Yemen - Riyadh non riesce a trascinare l'Iran nel conflitto. Uccisi in un raid aereo 5 profughi

di Chiara Cruciati

In Yemen si continua a morire. A quasi due mesi dall’inizio di “Tempesta decisiva”, l’operazione militare contro il movimento sciita Houthi, promossa da Egitto e Arabia Saudita e mai approvata ufficialmente dalle Nazioni Unite, il piccolo e povero paese del Golfo resta il campo di battaglia delle potenze regionali.

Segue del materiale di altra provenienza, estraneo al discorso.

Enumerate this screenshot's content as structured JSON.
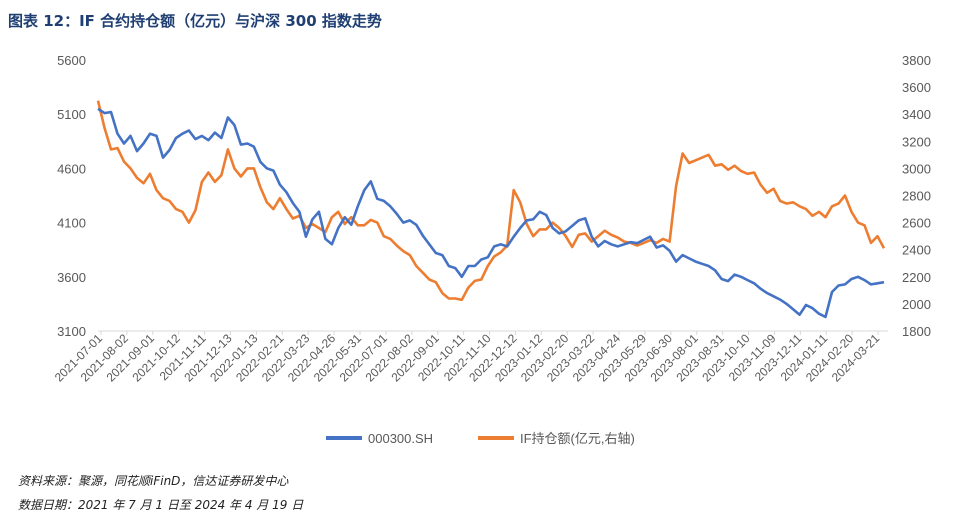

A morire sono i civili: ieri cinque rifugiati etiopi sono rimasti uccisi in un raid saudita contro un centro di aiuti umanitari internazionali nella città di Maydee nella provincia di Hajja, al confine con l’Arabia Saudita. La zona è considerata roccaforte del movimento Houthi ed è target delle bombe della coalizione fin dal 26 marzo.

Secondo funzionari locali, ai 5 morti si aggiungono 10 rifugiati feriti, colpiti da fuoco di artiglieria. Riyadh ha subito negato: il portavoce dell’esercito, il generale Ahmed Asseri, responsabile dell’operazione militare, ha accusato gli Houthi, “che hanno una consistente presenza nella zona”. Non è la prima volta che i sauditi rigettano simili accuse. Eppure i raid aerei colpiscono aree popolate, città affollate come Sana’a e Aden, campi profughi. Azioni che non solo uccidono civili, ma che hanno distrutto le infrastrutture del paese, rendendo impossibile – anche a causa del blocco navale e aereo imposto da Riyadh – la consegna di aiuti umanitari alla popolazione.

A cercare di mettere una pezza alla guerra per procura dell’asse sunnita all’Iran sono le Nazioni Unite, i cui appelli continuano però a cadere nel vuoto: dopo aver votato la risoluzione che impone l’embargo delle armi ai soli Houthi, più volte l’Onu ha chiesto il cessate il fuoco immediato e duraturo di tutte le parti in conflitto. Senza ottenere nulla. Ora il segretario generale Ban Ki-moon ci riprova, dopo un incontro dell’inviato speciale dell’Onu con il ministro degli Esteri iraniano, Mohammed Zarif, a Teheran: ha annunciato il via a negoziati di pace a Ginevra a partire dal 28 maggio.

Un negoziato che si contrapporrebbe a quello a senso unico inaugurato dai sauditi a Riyadh la scorsa settimana e che ha visto la partecipazione di centinaia di leader tribali e politici yemeniti. Erano però assenti proprio gli Houthi, che non hanno accettato le precondizioni al dialogo: il ritorno del presidente Hadi al potere e l’ombrello saudita sul negoziato.

A Ban Ki-moon rispondono gli Houthi che ieri hanno chiesto la fine dei bombardamenti sauditi in vista dell’incontro di Ginevra: “Non possiamo accettare di andare a dialogare a Ginevra mentre l’aggressione al nostro paese continua”, ha detto il portavoce del movimento sciita, Mohammed Abdul-Salam. Da parte sua anche il gruppo prosegue con le operazioni militari, sempre più dirette al confine con il territorio saudita: mercoledì la tv al Masira, controllata dagli Houthi, ha mostrato immagini di combattenti che entravano in una postazione di confine saudita e, apparentemente, la occupavano dopo aver ucciso una ventina di soldati dei Saud.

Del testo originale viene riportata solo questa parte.